Doug Smith was a social worker, a policy insider at the Texas Capitol, and a father-until untreated mental illness and addiction led him to rob a bank and land in prison for nearly six years.
The Path of Rocks and Thorns isn't a redemption story dressed up for TED. It's a descent. A reckoning. And, ultimately, a resurrection.
Structured like Dante's Inferno, this unflinching memoir follows Smith's journey through the darkest corners of his past-childhood trauma, shame, self-sabotage-and into the brutal clarity of prison. But within the chaos, he found something most leadership books never fully embrace: truth.
This is not a "five steps to better leadership" book.

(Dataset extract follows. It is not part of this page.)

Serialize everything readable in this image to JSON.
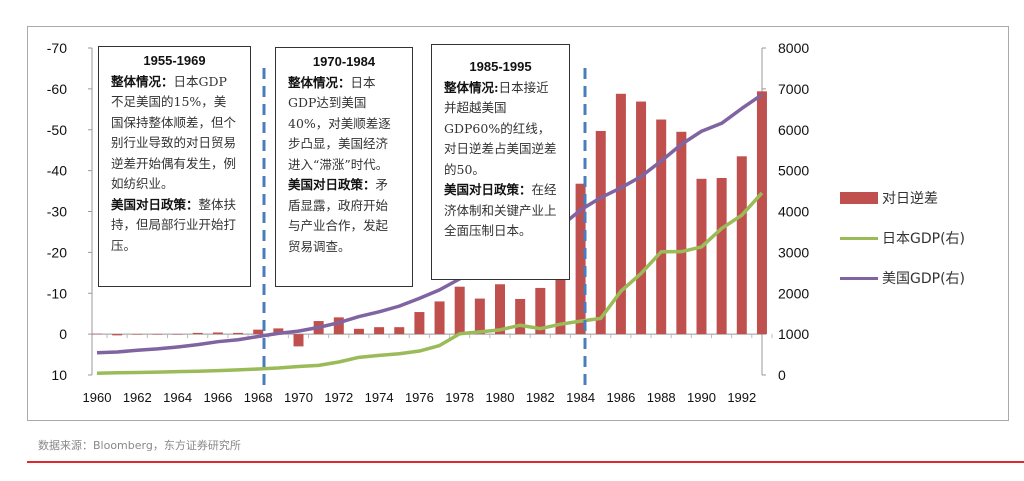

It's a call to strip away the lies we tell ourselves and lead from a place of radical honesty, humility, and earned wisdom. Smith shares what he learned teaching sexual assault prevention inside prison walls, what it means to rebuild a life from nothing, and how leadership isn't about status-it's about service, integrity, and the ability to rise from your own wreckage.
For those stuck in cycles of failure, fighting to recover, or questioning their worth-this book doesn't offer comfort. It offers something better: permission to lead anyway.
The Path of Rocks and Thorns is a raw and necessary read for anyone tired of corporate platitudes and hungry for something real. The truth is ugly. So is growth. But that's where real leadership begins.